Mit Hass-Tiraden gegen SPD und Grüne hat sie immer wieder Misstrauen geschürt. Und versöhnliche Worte von ihr sind nicht einmal überliefert, nachdem sich die SPD vorsichtig von Gerhard Schröder und seiner Agenda 2010 emanzipierte. Mit den #r2g-Netzwerken, die nach wie vor die Vision eines rot-rot-grünen Regierungsbündnisses im Bund verfolgen, hatte die bekannteste Linken-Politikerin nie etwas am Hut.
Sammlungsbewegung - das war immer auch das Projekt des alten Kämpen Lafontaine.

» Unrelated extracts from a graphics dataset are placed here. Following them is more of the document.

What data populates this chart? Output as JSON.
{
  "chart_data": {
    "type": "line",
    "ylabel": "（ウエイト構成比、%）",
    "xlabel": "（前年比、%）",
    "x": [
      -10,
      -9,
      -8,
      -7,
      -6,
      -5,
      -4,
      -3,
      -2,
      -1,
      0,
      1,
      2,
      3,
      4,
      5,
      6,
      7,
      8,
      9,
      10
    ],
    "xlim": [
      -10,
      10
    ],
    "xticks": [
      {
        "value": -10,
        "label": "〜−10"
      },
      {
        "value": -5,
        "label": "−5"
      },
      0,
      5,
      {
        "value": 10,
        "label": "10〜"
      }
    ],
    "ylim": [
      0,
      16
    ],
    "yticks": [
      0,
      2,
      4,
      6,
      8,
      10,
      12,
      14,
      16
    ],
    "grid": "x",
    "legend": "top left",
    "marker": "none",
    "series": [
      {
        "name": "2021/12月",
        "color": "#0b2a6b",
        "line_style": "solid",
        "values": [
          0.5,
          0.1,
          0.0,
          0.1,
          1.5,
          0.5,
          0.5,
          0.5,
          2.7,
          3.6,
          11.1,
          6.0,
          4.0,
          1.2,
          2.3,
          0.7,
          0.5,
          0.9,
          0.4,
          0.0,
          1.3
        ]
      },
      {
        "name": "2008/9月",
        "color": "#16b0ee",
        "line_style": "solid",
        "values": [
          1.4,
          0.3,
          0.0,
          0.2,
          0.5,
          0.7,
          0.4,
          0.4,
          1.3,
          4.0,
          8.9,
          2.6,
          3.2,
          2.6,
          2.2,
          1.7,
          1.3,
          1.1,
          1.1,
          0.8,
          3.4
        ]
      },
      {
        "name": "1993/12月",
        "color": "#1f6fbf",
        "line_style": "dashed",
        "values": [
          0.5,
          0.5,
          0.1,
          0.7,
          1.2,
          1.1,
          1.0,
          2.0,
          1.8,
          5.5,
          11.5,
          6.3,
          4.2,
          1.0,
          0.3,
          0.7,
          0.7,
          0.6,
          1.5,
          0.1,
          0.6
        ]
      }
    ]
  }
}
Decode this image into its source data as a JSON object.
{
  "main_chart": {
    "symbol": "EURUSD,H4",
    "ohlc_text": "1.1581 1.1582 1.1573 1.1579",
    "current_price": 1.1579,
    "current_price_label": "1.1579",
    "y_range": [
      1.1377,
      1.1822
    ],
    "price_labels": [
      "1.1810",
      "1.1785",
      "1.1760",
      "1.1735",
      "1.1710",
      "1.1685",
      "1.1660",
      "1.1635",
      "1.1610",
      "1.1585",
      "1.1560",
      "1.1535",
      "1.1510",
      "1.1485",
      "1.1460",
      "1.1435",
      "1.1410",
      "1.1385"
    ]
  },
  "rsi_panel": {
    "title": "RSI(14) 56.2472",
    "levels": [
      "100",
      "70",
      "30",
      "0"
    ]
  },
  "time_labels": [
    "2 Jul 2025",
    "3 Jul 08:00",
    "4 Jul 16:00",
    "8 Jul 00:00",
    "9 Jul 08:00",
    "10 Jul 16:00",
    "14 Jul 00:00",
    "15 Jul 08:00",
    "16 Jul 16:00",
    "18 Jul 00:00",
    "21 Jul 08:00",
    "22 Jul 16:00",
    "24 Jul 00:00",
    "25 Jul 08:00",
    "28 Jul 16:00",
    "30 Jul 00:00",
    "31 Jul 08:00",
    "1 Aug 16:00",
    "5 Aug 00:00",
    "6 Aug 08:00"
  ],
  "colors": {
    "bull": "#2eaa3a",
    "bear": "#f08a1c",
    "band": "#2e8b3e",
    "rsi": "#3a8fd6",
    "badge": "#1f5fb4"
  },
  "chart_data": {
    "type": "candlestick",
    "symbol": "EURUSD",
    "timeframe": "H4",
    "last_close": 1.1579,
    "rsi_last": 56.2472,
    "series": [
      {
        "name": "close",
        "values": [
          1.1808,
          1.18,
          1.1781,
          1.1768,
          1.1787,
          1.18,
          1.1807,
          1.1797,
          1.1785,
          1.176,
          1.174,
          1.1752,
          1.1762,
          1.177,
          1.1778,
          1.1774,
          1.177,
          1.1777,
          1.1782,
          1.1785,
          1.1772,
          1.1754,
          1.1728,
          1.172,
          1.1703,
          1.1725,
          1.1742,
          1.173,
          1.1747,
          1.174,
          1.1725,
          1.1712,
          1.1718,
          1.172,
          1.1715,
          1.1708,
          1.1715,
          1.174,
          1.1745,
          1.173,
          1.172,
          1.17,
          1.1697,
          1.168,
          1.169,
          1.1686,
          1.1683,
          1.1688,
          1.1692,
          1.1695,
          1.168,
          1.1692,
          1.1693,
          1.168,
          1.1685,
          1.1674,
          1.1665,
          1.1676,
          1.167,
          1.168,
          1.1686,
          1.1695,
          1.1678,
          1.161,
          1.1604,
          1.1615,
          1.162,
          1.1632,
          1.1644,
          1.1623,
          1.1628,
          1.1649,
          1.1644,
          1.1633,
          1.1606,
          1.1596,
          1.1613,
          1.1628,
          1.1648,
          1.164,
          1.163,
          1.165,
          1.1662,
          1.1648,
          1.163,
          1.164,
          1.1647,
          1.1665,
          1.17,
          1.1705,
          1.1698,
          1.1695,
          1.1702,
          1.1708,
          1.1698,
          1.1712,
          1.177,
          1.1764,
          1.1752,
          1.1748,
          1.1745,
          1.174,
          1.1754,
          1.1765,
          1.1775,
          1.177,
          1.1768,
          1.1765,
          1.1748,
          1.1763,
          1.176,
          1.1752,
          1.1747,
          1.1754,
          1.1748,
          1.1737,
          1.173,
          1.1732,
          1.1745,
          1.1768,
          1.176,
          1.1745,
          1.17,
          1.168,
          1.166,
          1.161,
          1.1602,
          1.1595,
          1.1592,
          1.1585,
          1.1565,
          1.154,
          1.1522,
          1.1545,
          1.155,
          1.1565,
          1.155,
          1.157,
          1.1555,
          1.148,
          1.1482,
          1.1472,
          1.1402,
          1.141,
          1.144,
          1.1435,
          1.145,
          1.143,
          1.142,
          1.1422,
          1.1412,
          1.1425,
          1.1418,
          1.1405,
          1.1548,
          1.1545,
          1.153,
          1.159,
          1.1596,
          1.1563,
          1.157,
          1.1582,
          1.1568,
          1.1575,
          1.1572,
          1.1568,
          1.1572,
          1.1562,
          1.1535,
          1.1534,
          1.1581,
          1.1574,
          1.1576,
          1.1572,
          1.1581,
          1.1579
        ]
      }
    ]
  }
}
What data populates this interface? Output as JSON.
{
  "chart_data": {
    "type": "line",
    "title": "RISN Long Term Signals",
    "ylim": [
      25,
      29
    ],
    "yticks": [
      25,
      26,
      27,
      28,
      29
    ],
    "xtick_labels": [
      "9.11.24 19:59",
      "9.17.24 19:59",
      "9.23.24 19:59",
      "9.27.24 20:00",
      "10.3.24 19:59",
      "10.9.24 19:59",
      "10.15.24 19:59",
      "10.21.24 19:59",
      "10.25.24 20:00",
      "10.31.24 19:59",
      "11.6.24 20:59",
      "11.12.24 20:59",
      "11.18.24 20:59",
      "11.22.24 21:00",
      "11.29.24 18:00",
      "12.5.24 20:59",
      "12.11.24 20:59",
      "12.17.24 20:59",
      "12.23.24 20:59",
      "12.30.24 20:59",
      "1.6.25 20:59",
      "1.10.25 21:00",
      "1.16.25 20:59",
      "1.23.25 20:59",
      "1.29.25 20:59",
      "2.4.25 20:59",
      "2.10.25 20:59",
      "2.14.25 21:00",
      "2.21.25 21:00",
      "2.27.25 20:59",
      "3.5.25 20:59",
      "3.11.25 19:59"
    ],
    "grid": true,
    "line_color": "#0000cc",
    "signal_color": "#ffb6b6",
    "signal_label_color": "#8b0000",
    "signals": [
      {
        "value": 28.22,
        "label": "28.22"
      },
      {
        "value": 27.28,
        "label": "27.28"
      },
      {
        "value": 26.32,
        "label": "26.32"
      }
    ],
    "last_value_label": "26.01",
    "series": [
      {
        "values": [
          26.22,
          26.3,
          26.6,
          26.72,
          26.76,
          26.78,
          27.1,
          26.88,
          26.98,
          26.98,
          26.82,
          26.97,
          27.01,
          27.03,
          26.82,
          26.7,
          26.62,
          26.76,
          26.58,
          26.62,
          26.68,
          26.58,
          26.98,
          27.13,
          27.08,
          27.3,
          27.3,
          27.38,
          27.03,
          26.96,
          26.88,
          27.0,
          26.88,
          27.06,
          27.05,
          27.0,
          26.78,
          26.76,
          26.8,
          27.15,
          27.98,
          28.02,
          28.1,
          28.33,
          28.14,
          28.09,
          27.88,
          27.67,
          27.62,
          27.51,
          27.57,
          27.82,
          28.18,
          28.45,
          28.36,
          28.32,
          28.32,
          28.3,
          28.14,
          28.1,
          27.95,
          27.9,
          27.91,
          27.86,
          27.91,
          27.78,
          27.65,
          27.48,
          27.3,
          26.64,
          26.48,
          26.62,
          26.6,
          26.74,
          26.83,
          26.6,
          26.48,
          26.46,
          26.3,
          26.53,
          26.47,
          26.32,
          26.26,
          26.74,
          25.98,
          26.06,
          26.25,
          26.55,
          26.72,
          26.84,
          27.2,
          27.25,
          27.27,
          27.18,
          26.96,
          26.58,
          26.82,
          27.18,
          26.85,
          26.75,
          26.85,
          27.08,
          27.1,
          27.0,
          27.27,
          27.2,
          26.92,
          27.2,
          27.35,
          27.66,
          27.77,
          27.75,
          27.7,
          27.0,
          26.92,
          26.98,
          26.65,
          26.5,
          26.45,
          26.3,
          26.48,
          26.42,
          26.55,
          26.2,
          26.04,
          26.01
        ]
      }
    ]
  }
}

Der Saarländer hadert schon eine ganze Weile mit der Partei, die er 2005 gemeinsam mit Gregor Gysi aus der Taufe gehoben hatte. Als Lafontaine im November 2017 mit der "Saarbrücker Zeitung" erstmals öffentlich über die Idee sprach, sagte er, er stelle sich manchmal die Frage, ob er innerhalb der SPD mehr hätte bewirken können. "Aber das ist vergossene Milch." Etwas Neues sollte her, die Sammlungsbewegung als Variante des ziemlich abwegigen Lafontaine-Vorhabens, SPD und Linke irgendwann doch noch einmal zu vereinen. Wer Lafontaine für seine Pläne kritisierte, wurde von ihm als "Trottel" abgekanzelt.
"Aufstehen", das ist nicht nur ein Ego-Projekt von Wagenknecht und Lafontaine. Sondern auch eine Mogelpackung, in mehrerer Hinsicht. Zum einen, weil es die angeblich 170.000 Unterstützer nie gab. Formell Mitglied kann in der Organisation sowieso niemand werden. "Unterstützer", das waren Leute, die sich in eine Mailingliste eingetragen haben, weil sie Informationen wollten - und nicht immer gleich, weil sie mit der Initiative sympathisierten. Die tatsächlichen Auftritte dagegen waren eher kläglich, wie der Soziologe und Protestforscher Dieter Rucht feststellte.
Bewegung? Ein Euphemismus
Und Bewegung? Der Duden definiert: "politisch, historisch bedeutendes gemeinsames (geistiges oder weltanschauliches) Bestreben einer großen Gruppe". Für das Lafontaine-Wagenknecht-Projekt ein Euphemismus: Von oben gestartet war "Aufstehen" nie eine Basis-Initiative. Unter aktiven Politikern von SPD und Grünen war die Resonanz praktisch gleich Null. Und in der Linkspartei, die sich von ihrer Frontfrau vorgeführt fühlte, sorgte die Initiative vor allem für Ärger.
Und jetzt, Erleichterung in der Linken nach dem Doppel-Rückzug? In der eigenen Partei war die Nachsicht mit Wagenknecht geschwunden. Um des innerparteilichen Friedens willen hatte die Bundestagsfraktion im Januar einen Aufstand gegen ihre Vorsitzende abgeblasen. Die Vorbehalte, weil sich Wagenknecht wenig um Beschlüsse und Programm der Partei schert und stattdessen als Anwältin von Wutbürgern agiert, aber bestanden fort. Keiner wollte sich vorstellen, dass die Spitzen-Linke zur braven Parteisoldatin mutiert. Auch jetzt ist das fraglich. Gut möglich, dass Wagenknecht nun ohne die Bürde von Spitzenämtern ihr Talent für Querschüsse eher noch schärft.